RDF Wall Project

The Solar Lounge was a resting place for students who were visiting either the Research and Demonstration Facility, the Vibrations Testing lab, or the VT Foundry. It also serves as infrastructure for the testing of various wall panel systems including the pallet one that was used in the Solar Garage project. Future project include installing and testing vegetated assembly systems for installation into the Solar Garage project in the future. Finally, all members that were in compression structurally are made of wood, while all members in tension were made of steel wire. This also the types of forces to be expressed in the structure itself to the viewer.
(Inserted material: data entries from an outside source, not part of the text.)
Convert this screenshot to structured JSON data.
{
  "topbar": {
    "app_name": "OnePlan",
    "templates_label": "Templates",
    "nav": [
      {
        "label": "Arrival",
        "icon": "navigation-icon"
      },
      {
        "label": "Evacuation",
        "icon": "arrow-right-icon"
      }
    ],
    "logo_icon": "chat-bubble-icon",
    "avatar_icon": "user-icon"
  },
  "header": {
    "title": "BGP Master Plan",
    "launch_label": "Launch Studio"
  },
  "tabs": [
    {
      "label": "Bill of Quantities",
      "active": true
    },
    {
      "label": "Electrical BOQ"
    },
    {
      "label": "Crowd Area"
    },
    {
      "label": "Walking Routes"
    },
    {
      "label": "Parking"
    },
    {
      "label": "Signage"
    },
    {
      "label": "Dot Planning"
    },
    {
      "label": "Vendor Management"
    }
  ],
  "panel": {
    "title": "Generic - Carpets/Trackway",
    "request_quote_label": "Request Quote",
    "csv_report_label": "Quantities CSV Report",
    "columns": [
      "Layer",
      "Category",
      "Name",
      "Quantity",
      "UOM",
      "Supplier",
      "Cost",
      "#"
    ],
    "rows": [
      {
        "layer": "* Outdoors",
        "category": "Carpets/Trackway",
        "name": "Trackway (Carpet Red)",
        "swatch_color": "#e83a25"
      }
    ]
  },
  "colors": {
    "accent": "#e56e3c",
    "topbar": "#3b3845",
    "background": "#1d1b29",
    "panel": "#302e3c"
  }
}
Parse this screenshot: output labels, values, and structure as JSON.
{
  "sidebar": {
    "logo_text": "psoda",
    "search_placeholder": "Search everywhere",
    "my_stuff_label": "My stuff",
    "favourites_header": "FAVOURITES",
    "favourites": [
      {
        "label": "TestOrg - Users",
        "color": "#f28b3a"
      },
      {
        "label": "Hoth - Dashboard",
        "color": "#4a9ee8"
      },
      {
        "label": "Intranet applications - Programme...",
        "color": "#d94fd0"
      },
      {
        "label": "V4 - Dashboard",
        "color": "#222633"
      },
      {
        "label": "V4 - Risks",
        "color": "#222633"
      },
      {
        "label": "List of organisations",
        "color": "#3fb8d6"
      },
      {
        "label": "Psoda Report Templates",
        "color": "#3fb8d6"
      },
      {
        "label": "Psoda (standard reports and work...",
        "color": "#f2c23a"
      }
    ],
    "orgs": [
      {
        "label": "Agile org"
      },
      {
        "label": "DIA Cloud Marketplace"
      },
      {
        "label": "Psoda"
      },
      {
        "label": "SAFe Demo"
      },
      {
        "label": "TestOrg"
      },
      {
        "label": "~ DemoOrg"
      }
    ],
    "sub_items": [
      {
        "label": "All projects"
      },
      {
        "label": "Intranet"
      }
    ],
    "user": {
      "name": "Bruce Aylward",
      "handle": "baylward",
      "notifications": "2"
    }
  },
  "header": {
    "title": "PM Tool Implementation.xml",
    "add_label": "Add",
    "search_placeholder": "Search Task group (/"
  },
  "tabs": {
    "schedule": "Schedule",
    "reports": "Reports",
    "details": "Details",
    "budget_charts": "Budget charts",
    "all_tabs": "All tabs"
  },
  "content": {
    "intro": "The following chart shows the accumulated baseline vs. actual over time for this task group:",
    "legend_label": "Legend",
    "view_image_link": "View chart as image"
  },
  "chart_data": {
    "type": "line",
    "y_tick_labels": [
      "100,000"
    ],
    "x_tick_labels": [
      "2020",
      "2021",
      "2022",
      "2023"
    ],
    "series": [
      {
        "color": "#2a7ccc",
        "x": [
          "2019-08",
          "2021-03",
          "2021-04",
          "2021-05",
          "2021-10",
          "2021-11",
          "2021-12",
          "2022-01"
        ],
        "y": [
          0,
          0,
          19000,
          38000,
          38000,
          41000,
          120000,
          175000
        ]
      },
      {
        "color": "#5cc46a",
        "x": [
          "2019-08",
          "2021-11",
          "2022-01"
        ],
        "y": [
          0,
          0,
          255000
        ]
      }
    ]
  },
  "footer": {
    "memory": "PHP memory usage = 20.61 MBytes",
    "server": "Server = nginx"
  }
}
The Solar Lounge was and is a learning opportunity for other projects yet to come personally and for projects that other students working at RDF have yet to design. Just as the project informs similar project and designs, the learning informs the underlying process of how design ought to be. The process of designing and developing and then building a project contains the knowledge for the weight of architecture. This weight shows us as designed what it means to suggest a certain material, or composition and what these lines mean for the builder. We cannot simply note that an assembly should work by persuasion fit, nor should the assembly be so complicated that only the architect can visualize the system.
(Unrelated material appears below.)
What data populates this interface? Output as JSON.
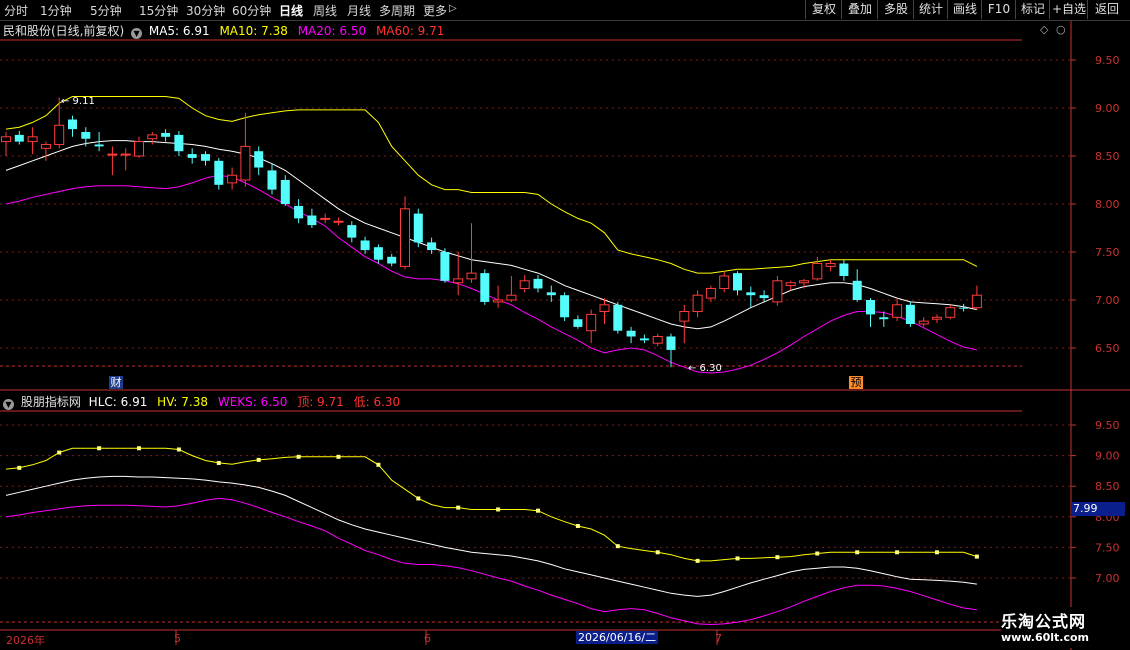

This process of interaction is unique to the designer, the architect. This process reveals to us that the Solar Garage is a single step along a non-linear path of revisiting ideas, updating, and iterating and informing what our own architecture is yet to be and how we fit into the architectural profession and the world that is around us.

 

The project from the ground level looking towards the Vibrations Lab.

 

The joint were the repeating bay system meets the bench and the installed test wall systems.

 

The wire system wrapping over the wooden frames that made the bays going up an over the wall. The structure was not allowed to puncture the wall and was treated as a temporary system.

 

Looking down the top of the wall and the light barely coming through the shading slats.

 

The shading overhang on the southern side of the concrete masonry wall. Each bent responded to the ground level as it could not be mounted into the ground.